Seabad kemudian, inisiatif kesetaraan jender yang dilakukan RA Kartini  mendapat pengukuhan  global melalui Platform Beijing 1995. Tahun ini, tepatnya September 2022, adalah ulang tahun ke-27 Platform Beijing. 

Platform Beijing bertekad untuk memajukan tujuan-tujuan kesetaraan, pembangunan dan perdamaian untuk semua wanita di seluruh dunia.  Platform ini pun memperhatikan keanekaragaman kondisi dan peran wanita memperjuangkan hak-hak mereka. 

Selanjutnya, Platform  mengakui bahwa status perempuan telah meningkat dalam beberapa hal penting dalam dekade terakhir. Namun kemajuannya tidak merata. 

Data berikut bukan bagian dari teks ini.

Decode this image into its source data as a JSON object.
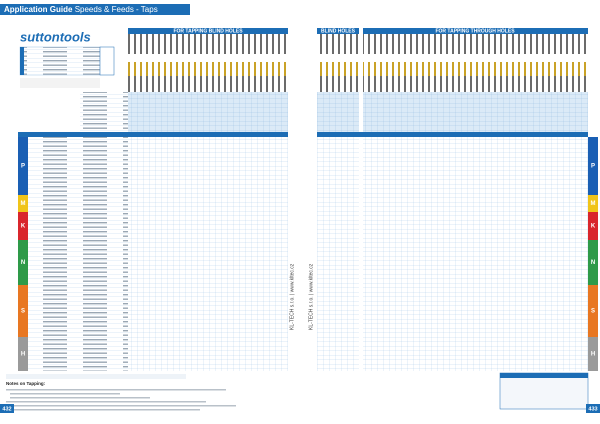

Bahkan, ketidaksetaraan antara perempuan dan laki-laki telah bertahan dan menjadi  hambatan serius bagi upaya meningkatkan  kesejahteraan semua orang.

Platorm juga mencatat bahwa situasi ini diperburuk oleh meningkatnya kemiskinan yang memengaruhi kehidupan sebagian besar orang di dunia, khususnya perempuan dan anak-anak. 

Oleh karena itu, Platform mendorong setiap wanita di semua negara mendedikasikan diri secara tanpa pamrih untuk mengatasi kendala dan hambatan tersebut. 

Tujuanya adalah meningkatkan lebih lanjut kemajuan dan pemberdayaan para wanita di seluruh dunia. 

Selebihnya, Platform berkomitmen kami untuk memperjuangkan kesamaan hak dan martabat pada kaum  perempuan dan laki-laki. Ia memperjuangkan penghapusan segala bentuk diskriminasi dan kekerasan terhadap perempuan dan anak-anak berdasarkan konsensus yang tlah dibuat pada konferensi dan KTT PBB sebelumnya.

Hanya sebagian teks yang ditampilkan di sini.